Try to remove the virus from the site.
The problem is that when you go to website from Google there is a redirect to a third-party resource.
In the file system of the website the virus adds extraneous folders and injected code, encoded in base64.
After removing in 2-4 hours the problem returns.
Today, discovered that all of the domains that are located on the same host with the infected site as infected with the virus (in their file structure added extraneous folders with the same names, extraneous php files with base64, and insert extraneous code). - possible cross-contamination between domains, which does not allow to remove the malicious files? how to check and how might such a problem be solved?
Jules.Reichel11 answered on April 19th 20 at 12:35
1. to remove all access to FTP
2. to change the passwords on all
3. To clean your computer from viruses.
4. to upgrade the engine.
5. To protect the files of an entry ( which are infected)
6. to remove backdoor
7. To change the characteristics defining the engine.

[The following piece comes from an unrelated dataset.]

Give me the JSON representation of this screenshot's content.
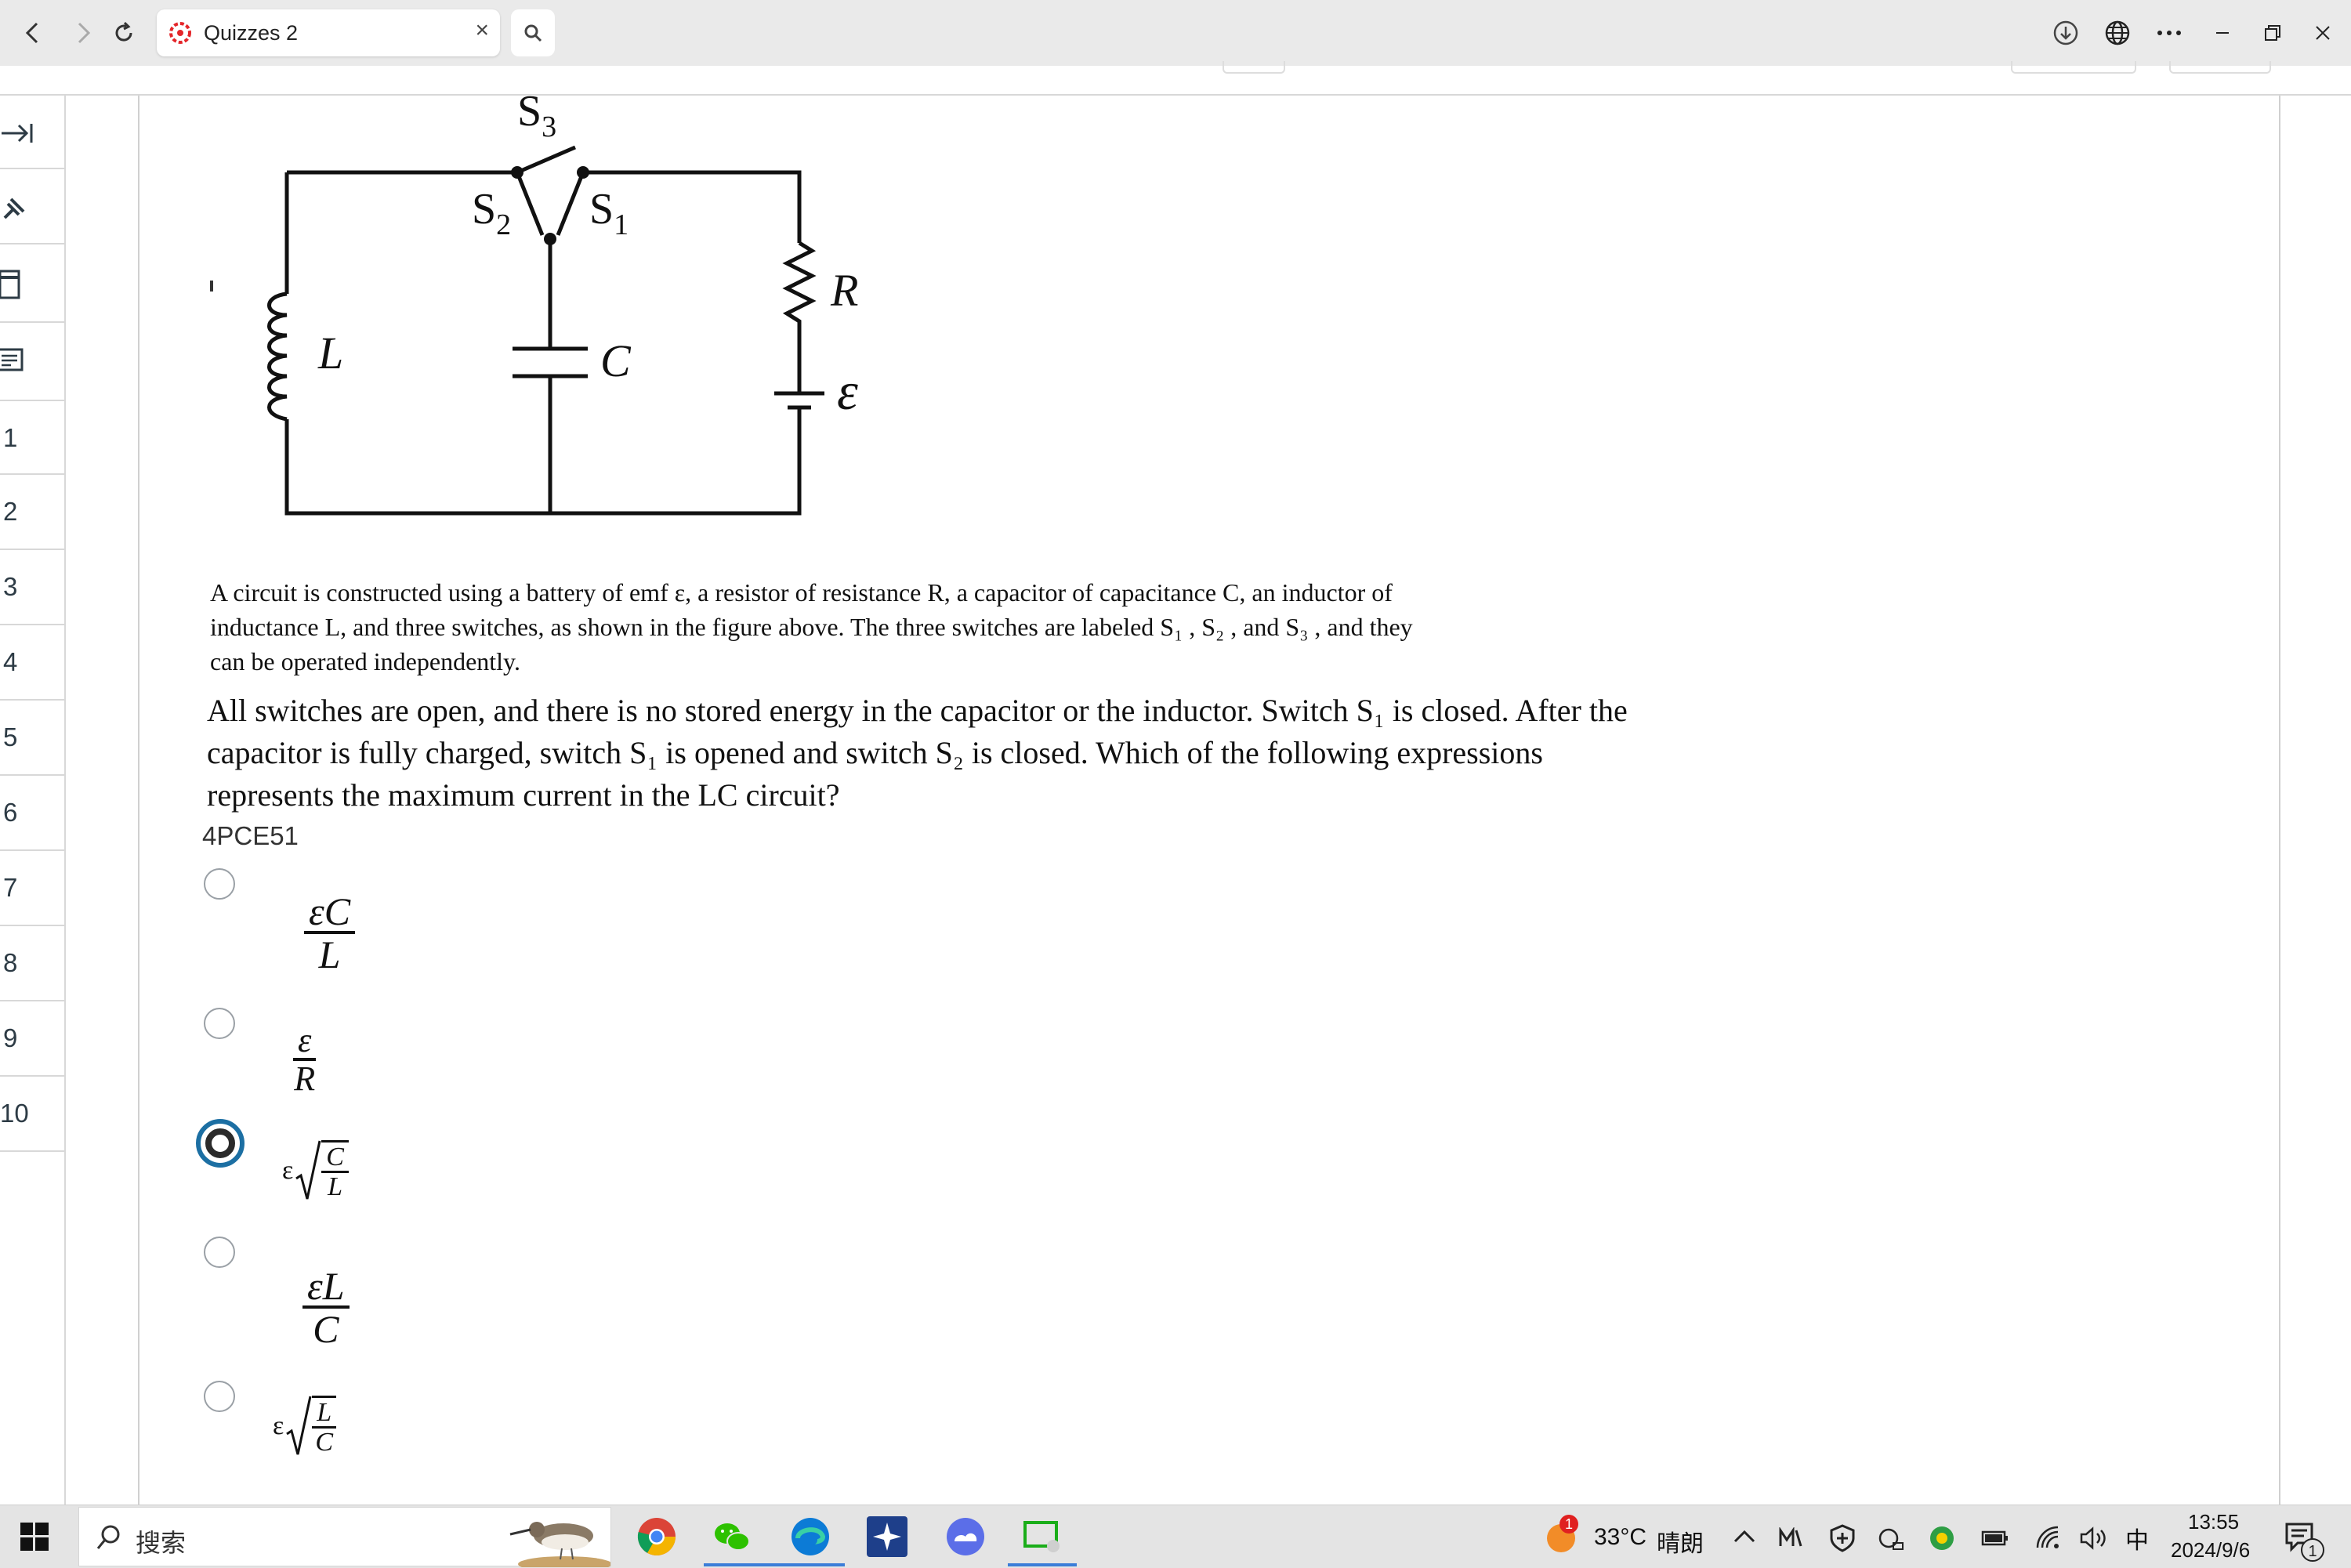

8. To remove vulnerability vulnerability
Cecelia answered on April 19th 20 at 12:37
You need no virus to eliminate a vulnerability. In order to give recommendations you need to know what sites. Samopisnye or Joomla or WordPress? You have a dedicated server, shared hosting or look for what? What level of access? Ruth?
Need to know how attackers do it. Where is their entry point.
But basically, all you need to do directory prohibited for entry under Apache or PHP. Also all files. If your site has a single file index.php (as it should be) then you need to add htaccess that no other PHP files cannot be run. If you have more than one PHP file bootable, then I advise you to change it site.
If you there is a problem with the rights on all domains, and they are all on one disc, you get the access, they can modify the files of another domain.